Huabin Xing, Xili Cui, Zhejiang University, Hangzhou, China, and colleagues have synthesized sulfonic anion-based pillared ultramicroporous materials for the separation of C₂H₂ from CO₂. They first synthesized the material ZU-610 from Cu²⁺, isonicotinic acid, 1,2-ethanedisulfonic acid (EDS), and a small amount of water. In the product, water oxygen atoms form Cu₄(μ₃-O)₂ clusters with copper centers. These metal clusters are bound to the sulfonate units, forming one-dimensional chains that are connected by isonicotinic acid. This material shows a preferential affinity for C₂H₂ over CO_2.

Then, the researchers prepared a modified material called ZU-610a with smaller pores by a post-synthetic heat treatment of ZU-610. The C₂H₂/CO₂ selectivity was reversed in ZU-610a with its smaller pores, leading to CO₂ selectivity. Using ZU-610a for kinetic sieving (pictured schematically), high-purity C₂H₂ (>99.5 %) was produced directly from binary mixtures of the two gases.

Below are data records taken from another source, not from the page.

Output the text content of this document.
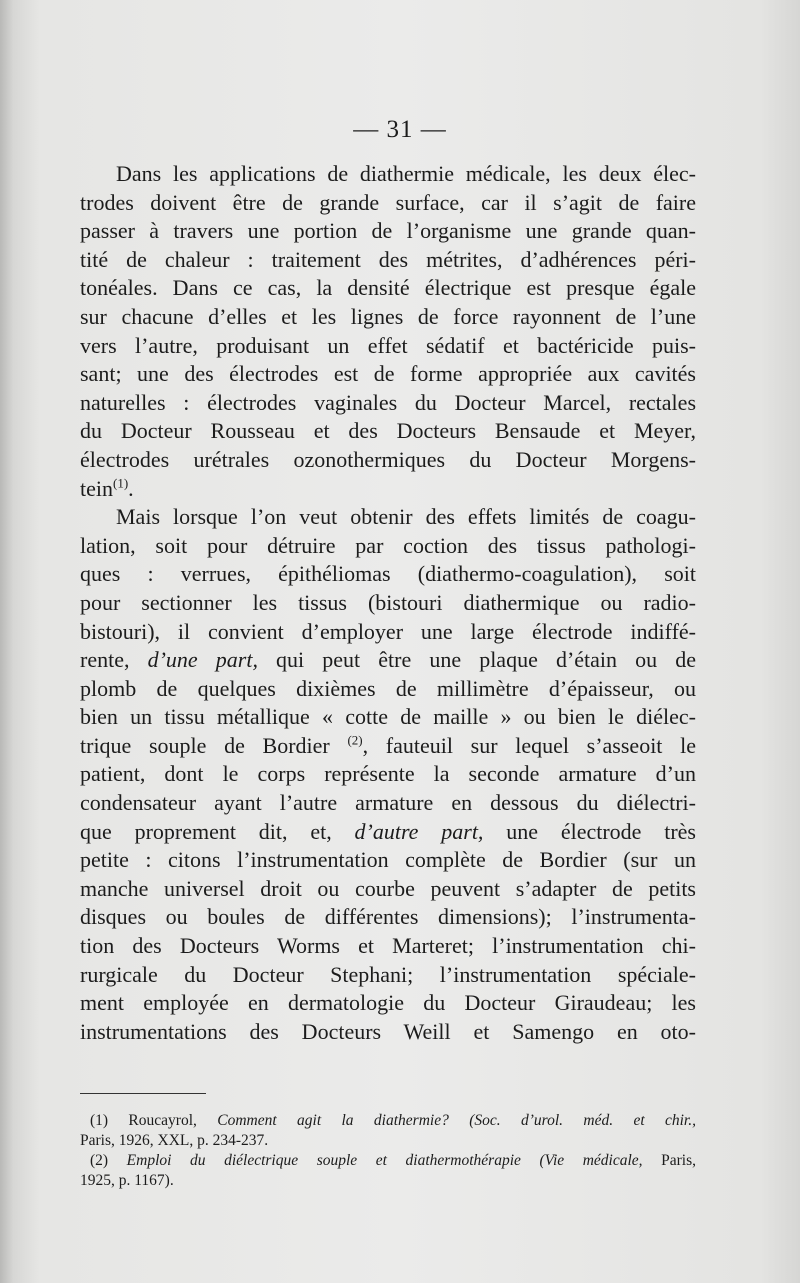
— 31 —
Dans les applications de diathermie médicale, les deux élec-
trodes doivent être de grande surface, car il s’agit de faire
passer à travers une portion de l’organisme une grande quan-
tité de chaleur : traitement des métrites, d’adhérences péri-
tonéales. Dans ce cas, la densité électrique est presque égale
sur chacune d’elles et les lignes de force rayonnent de l’une
vers l’autre, produisant un effet sédatif et bactéricide puis-
sant; une des électrodes est de forme appropriée aux cavités
naturelles : électrodes vaginales du Docteur Marcel, rectales
du Docteur Rousseau et des Docteurs Bensaude et Meyer,
électrodes urétrales ozonothermiques du Docteur Morgens-
tein$^{(1)}$.
Mais lorsque l’on veut obtenir des effets limités de coagu-
lation, soit pour détruire par coction des tissus pathologi-
ques : verrues, épithéliomas (diathermo-coagulation), soit
pour sectionner les tissus (bistouri diathermique ou radio-
bistouri), il convient d’employer une large électrode indiffé-
rente, d’une part, qui peut être une plaque d’étain ou de
plomb de quelques dixièmes de millimètre d’épaisseur, ou
bien un tissu métallique « cotte de maille » ou bien le diélec-
trique souple de Bordier $^{(2)}$, fauteuil sur lequel s’asseoit le
patient, dont le corps représente la seconde armature d’un
condensateur ayant l’autre armature en dessous du diélectri-
que proprement dit, et, d’autre part, une électrode très
petite : citons l’instrumentation complète de Bordier (sur un
manche universel droit ou courbe peuvent s’adapter de petits
disques ou boules de différentes dimensions); l’instrumenta-
tion des Docteurs Worms et Marteret; l’instrumentation chi-
rurgicale du Docteur Stephani; l’instrumentation spéciale-
ment employée en dermatologie du Docteur Giraudeau; les
instrumentations des Docteurs Weill et Samengo en oto-
(1) Roucayrol, Comment agit la diathermie? (Soc. d’urol. méd. et chir.,
Paris, 1926, XXL, p. 234-237.
(2) Emploi du diélectrique souple et diathermothérapie (Vie médicale, Paris,
1925, p. 1167).
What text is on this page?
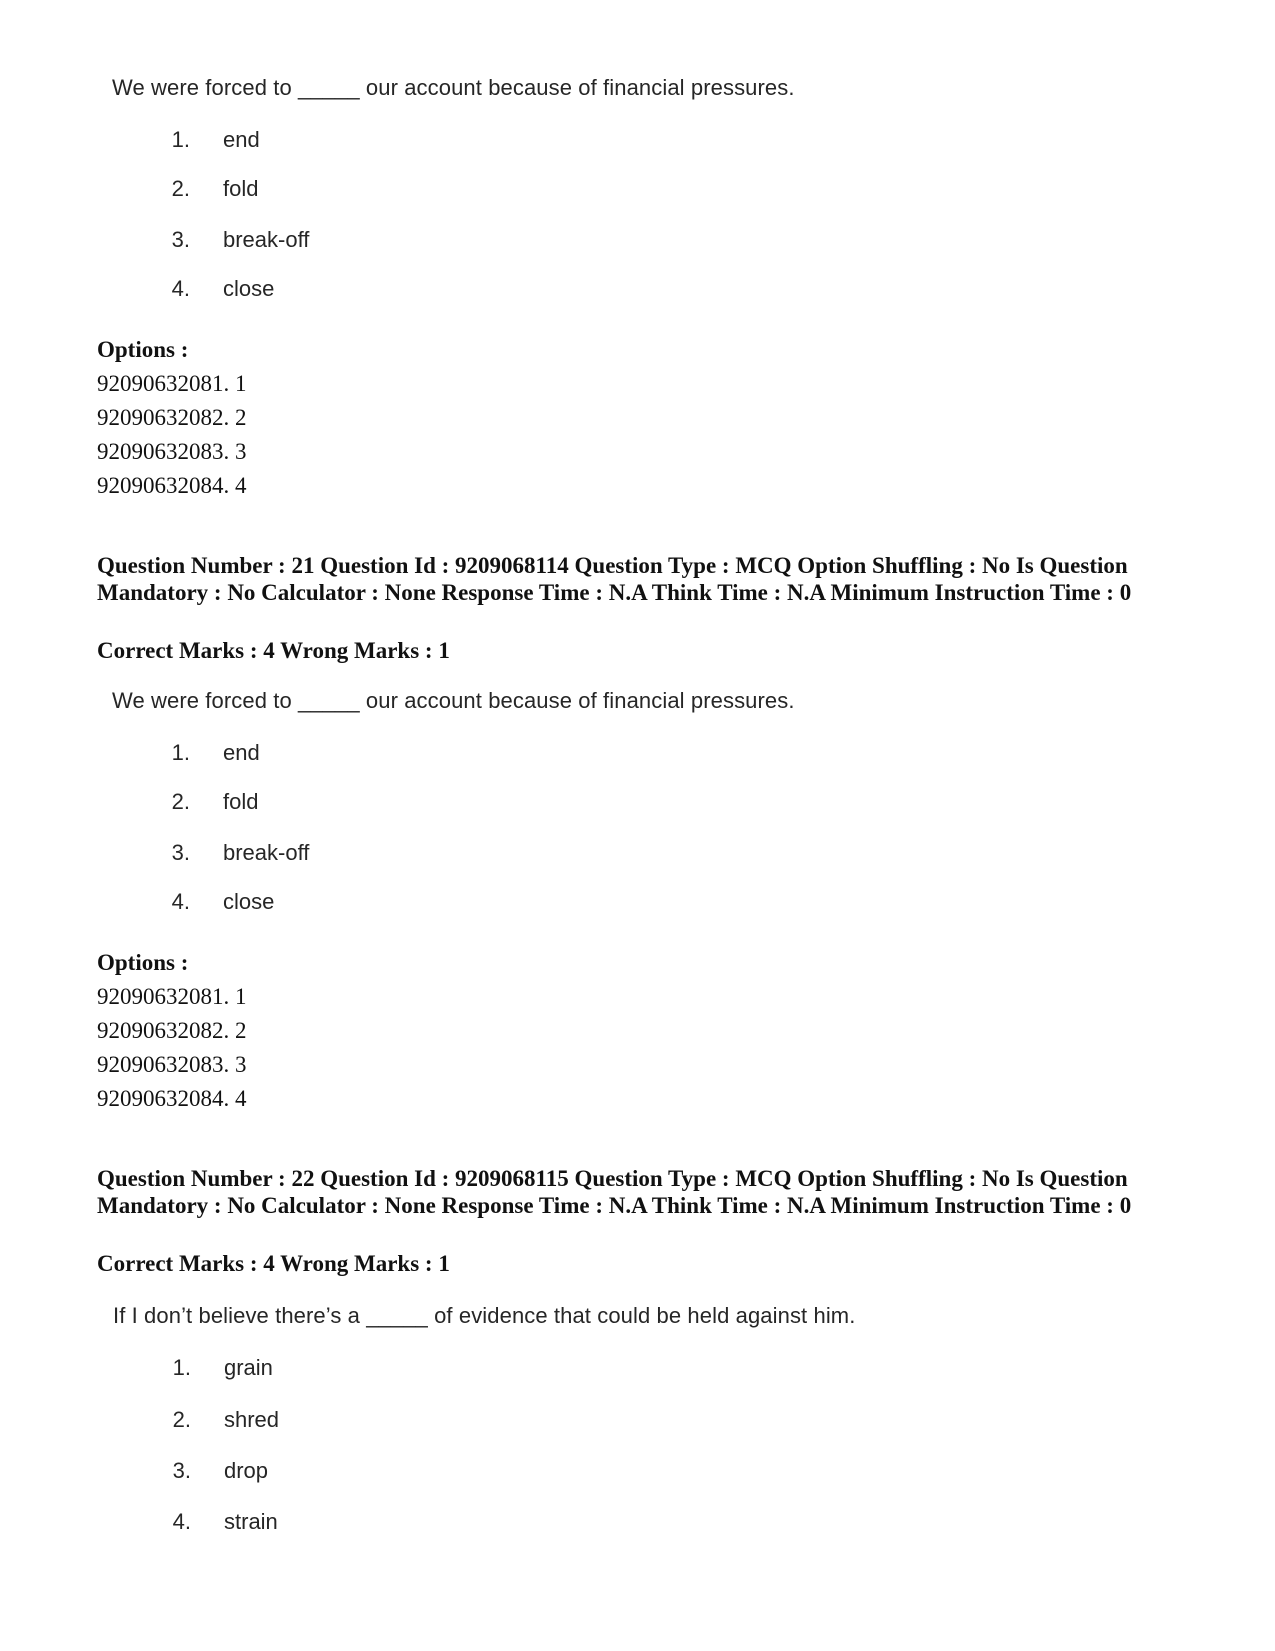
We were forced to _____ our account because of financial pressures.
1. end
2. fold
3. break-off
4. close
Options :
92090632081. 1
92090632082. 2
92090632083. 3
92090632084. 4
Question Number : 21 Question Id : 9209068114 Question Type : MCQ Option Shuffling : No Is Question Mandatory : No Calculator : None Response Time : N.A Think Time : N.A Minimum Instruction Time : 0
Correct Marks : 4 Wrong Marks : 1
We were forced to _____ our account because of financial pressures.
1. end
2. fold
3. break-off
4. close
Options :
92090632081. 1
92090632082. 2
92090632083. 3
92090632084. 4
Question Number : 22 Question Id : 9209068115 Question Type : MCQ Option Shuffling : No Is Question Mandatory : No Calculator : None Response Time : N.A Think Time : N.A Minimum Instruction Time : 0
Correct Marks : 4 Wrong Marks : 1
If I don’t believe there’s a _____ of evidence that could be held against him.
1. grain
2. shred
3. drop
4. strain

Thus, tuning the pore structure has a significant influence on adsorption. The work could inspire new strategies in the development of adsorbent separation systems that can distinguish similar molecules.

• Kinetic‐Sieving of Carbon Dioxide from Acetylene through a Novel Sulfonic Ultramicroporous Material,
  Jiyu Cui, Zhensong Qiu, Lifeng Yang, Zhaoqiang Zhang, Xili Cui, Huabin Xing,
  Angew. Chem. Int. Ed. 2022.
  https://doi.org/10.1002/anie.202208756